- Michael Alexander (British Army officer)
Captured in North Africa, as an SBS Commando he would have expected execution rather than prison as Germany regularly killed "saboteurs". When he informed Corporal Gurney, who had been captured with him, Gurney had a flash of inspiration and declared falsely, that Alexander was related to General Harold Alexander. After that pronouncement they were quickly visited by Field Marshal Erwin Rommel, who decided not to execute both men, but instead transfer them to a German prison.
At this time Alexander was transferred to Colditz Castle to join the Prominente.
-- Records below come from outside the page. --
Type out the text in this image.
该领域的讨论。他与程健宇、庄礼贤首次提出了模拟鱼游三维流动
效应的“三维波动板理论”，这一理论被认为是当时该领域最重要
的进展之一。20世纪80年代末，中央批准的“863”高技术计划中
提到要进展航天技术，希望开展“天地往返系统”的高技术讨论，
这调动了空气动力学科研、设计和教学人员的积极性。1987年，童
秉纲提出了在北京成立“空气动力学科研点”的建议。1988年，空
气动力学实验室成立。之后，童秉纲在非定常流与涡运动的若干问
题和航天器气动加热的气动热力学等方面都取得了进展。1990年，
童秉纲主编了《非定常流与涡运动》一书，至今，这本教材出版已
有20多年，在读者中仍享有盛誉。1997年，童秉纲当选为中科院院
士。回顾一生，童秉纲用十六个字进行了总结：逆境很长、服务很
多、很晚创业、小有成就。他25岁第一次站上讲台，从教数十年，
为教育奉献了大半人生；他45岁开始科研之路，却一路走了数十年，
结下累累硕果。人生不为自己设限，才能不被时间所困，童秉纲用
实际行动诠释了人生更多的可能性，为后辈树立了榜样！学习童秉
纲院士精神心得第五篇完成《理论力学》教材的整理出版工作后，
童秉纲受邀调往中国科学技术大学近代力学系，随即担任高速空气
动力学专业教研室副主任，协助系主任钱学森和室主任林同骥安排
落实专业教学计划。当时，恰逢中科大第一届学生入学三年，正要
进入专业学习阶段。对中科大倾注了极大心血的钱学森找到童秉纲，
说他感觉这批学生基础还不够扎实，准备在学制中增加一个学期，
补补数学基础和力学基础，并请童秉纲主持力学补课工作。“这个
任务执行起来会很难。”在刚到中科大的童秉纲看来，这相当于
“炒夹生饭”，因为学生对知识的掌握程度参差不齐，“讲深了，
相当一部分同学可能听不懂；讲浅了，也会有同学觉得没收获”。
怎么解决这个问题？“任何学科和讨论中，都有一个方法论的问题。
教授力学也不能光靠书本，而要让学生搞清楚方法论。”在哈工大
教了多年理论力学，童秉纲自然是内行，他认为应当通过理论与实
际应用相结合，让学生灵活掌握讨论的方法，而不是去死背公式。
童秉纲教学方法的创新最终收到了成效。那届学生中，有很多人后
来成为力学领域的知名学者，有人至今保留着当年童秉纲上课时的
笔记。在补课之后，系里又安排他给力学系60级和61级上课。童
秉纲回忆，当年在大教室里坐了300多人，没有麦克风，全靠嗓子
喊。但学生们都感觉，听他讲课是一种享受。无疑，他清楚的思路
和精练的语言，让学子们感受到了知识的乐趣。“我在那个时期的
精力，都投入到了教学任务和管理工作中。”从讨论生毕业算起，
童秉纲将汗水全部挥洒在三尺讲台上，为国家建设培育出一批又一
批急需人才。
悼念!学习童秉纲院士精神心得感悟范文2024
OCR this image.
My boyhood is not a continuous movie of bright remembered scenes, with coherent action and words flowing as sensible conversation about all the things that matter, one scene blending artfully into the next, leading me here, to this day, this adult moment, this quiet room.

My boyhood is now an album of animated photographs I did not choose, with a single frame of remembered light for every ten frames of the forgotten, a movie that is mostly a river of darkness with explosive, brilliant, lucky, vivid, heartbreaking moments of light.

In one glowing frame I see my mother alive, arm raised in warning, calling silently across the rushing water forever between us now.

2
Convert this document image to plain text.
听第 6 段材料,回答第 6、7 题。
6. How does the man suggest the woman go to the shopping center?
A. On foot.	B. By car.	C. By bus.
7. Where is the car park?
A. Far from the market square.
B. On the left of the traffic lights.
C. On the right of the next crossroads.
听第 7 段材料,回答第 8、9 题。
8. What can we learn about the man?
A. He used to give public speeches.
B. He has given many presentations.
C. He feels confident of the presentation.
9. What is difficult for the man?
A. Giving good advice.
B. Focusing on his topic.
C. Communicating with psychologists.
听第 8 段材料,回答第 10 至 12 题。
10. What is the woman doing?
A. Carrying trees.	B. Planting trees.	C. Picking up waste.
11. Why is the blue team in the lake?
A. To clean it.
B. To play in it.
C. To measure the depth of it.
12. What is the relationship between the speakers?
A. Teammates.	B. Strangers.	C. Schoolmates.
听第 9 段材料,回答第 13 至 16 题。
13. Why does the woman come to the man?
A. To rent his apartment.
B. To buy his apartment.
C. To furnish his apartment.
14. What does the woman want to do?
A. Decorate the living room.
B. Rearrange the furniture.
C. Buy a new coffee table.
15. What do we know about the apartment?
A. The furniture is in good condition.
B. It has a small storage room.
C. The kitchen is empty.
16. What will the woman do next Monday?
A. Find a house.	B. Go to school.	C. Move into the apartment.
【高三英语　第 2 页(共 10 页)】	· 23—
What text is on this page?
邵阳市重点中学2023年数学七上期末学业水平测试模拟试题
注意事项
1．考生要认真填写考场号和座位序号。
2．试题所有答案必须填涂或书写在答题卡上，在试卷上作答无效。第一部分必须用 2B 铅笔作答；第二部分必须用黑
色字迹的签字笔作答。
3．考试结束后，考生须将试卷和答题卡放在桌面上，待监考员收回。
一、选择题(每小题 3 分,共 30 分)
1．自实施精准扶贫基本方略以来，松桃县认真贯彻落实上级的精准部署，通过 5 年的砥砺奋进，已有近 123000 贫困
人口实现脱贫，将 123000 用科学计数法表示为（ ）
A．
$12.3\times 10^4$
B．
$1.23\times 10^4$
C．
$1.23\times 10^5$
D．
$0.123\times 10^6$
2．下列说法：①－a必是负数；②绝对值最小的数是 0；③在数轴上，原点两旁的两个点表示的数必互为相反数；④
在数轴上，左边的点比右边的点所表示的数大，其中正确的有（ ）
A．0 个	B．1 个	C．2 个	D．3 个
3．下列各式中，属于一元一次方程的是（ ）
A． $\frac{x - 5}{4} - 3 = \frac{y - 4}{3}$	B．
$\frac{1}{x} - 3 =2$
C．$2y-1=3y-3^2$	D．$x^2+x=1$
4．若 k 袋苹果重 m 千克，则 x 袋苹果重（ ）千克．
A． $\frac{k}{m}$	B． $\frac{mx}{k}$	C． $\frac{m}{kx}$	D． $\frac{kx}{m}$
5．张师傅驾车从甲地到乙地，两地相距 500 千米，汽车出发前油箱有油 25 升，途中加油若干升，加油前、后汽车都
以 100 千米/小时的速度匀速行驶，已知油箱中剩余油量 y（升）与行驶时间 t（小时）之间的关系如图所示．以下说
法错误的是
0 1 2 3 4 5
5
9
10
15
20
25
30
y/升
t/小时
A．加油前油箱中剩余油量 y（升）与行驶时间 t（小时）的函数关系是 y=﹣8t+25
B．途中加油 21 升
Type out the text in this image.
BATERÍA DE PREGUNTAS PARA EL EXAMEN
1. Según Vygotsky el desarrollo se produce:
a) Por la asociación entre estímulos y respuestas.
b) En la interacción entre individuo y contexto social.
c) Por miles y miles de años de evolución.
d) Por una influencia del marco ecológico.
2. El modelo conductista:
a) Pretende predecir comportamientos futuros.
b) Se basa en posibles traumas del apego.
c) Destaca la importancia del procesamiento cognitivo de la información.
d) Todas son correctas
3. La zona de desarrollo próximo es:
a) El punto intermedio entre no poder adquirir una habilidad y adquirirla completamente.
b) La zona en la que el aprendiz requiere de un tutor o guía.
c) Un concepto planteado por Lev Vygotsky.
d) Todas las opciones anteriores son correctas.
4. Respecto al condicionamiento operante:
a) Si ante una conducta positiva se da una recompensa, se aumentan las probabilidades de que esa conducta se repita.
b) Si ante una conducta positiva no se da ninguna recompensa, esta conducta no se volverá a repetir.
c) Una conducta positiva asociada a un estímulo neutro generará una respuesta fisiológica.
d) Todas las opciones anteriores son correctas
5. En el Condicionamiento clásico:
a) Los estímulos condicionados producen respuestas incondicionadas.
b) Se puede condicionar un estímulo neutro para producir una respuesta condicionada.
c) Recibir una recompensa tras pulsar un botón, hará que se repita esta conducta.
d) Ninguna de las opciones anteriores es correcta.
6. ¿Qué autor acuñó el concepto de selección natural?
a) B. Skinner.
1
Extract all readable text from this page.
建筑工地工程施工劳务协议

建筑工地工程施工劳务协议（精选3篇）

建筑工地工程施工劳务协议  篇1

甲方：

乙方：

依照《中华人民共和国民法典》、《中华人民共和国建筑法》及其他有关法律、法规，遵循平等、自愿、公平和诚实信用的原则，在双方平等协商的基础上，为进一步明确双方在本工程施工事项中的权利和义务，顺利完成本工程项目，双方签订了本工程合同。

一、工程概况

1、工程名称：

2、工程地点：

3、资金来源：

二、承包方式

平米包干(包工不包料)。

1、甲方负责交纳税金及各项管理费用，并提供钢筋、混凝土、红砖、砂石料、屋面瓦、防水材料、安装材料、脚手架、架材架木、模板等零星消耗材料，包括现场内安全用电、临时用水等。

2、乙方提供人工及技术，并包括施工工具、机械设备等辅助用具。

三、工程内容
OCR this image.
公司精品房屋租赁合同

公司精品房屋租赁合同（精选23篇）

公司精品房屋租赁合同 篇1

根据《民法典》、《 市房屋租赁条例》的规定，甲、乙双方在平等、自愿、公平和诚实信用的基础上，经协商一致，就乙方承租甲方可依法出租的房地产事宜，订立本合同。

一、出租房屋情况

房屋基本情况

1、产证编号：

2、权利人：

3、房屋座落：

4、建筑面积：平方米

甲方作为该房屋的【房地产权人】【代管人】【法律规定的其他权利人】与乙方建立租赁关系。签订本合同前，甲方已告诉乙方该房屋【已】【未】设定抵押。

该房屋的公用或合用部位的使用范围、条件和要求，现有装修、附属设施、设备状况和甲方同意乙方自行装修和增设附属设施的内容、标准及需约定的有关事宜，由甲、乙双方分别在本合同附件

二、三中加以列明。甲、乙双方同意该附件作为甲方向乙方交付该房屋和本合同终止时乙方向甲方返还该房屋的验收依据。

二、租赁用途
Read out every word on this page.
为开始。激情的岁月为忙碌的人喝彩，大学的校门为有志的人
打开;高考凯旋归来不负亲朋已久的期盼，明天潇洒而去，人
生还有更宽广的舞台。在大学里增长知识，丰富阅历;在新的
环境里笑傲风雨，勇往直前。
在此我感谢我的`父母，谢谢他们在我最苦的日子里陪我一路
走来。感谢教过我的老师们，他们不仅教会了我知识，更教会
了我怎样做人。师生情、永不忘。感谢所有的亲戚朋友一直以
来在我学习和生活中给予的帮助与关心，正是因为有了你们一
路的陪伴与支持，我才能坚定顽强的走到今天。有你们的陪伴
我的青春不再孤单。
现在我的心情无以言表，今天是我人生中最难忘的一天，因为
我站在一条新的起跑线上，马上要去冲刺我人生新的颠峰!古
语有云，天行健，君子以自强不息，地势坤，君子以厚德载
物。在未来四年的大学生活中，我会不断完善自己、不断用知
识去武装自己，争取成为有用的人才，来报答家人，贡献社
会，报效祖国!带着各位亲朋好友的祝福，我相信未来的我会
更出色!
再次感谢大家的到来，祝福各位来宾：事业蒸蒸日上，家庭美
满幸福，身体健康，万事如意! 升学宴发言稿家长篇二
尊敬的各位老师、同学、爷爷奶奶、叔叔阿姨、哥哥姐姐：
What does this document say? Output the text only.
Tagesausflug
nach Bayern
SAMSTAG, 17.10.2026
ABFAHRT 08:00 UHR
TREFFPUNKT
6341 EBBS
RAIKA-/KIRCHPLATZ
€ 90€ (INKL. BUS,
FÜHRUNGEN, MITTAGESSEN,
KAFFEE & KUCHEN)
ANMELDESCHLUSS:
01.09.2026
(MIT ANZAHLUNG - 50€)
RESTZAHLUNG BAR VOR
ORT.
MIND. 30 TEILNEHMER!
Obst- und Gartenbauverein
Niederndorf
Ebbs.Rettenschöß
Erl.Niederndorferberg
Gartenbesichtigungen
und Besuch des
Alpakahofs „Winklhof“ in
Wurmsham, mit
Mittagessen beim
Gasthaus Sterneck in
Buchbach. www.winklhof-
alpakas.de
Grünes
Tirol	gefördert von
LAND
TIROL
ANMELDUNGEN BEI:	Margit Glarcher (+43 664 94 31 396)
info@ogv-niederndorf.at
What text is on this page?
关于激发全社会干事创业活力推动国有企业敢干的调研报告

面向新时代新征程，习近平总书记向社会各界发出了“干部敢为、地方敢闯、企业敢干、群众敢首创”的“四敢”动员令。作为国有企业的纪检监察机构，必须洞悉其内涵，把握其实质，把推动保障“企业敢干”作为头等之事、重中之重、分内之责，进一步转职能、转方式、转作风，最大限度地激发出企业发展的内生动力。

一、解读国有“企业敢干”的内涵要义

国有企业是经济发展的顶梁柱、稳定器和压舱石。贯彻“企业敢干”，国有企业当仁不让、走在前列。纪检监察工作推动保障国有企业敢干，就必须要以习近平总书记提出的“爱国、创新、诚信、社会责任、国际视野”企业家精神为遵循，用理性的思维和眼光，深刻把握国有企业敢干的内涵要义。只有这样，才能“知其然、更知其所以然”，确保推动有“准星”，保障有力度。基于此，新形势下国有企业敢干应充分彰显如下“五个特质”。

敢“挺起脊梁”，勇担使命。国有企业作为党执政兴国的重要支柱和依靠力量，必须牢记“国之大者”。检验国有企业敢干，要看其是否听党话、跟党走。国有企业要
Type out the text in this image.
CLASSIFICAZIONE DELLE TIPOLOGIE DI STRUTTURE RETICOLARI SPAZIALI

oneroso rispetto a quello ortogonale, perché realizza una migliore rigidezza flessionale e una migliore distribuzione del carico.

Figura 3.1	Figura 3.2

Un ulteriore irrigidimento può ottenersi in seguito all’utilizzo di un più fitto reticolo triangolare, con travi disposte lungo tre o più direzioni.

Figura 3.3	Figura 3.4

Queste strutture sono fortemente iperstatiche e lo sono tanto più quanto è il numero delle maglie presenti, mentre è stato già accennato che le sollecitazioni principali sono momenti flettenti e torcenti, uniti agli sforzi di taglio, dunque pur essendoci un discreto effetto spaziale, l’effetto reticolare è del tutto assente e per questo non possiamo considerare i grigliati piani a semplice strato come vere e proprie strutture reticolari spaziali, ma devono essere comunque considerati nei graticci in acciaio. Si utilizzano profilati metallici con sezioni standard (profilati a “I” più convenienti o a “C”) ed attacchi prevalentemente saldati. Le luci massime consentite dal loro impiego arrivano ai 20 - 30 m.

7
There are no records of what happened to Gurney. At Colditz, Alexander and the other prominent figures like him were kept in somewhat better conditions than the other prisoners and had a few special privileges. However they were kept separate from the other prisoners and their obvious "hostage" status was shaky at best.
During the night of Thursday April 12, 1945, as American gunfire was heard in the distance, the prisoners were led away from Colditz by the SS guards on the direct orders of Adolf Hitler and Heinrich Himmler. The group made their way towards the mountains, from where it had been inferred that Hitler and his followers would make their last stand. Hitler ordered that the Prominente were all to be killed. Obergruppenführer Gottlob Berger, a General of the Waffen-SS, personally broke this news to the prisoners, but then informed them that he would not carry out his order. Instead he loaded the Prominente aboard two trucks and provided them with an armed escort, who were under orders to fire on any who opposed them. The convoy headed towards the American lines and they were soon safe and in their hands.
Alexander was promoted Captain in 1946 and invalided out of the Army in 1951.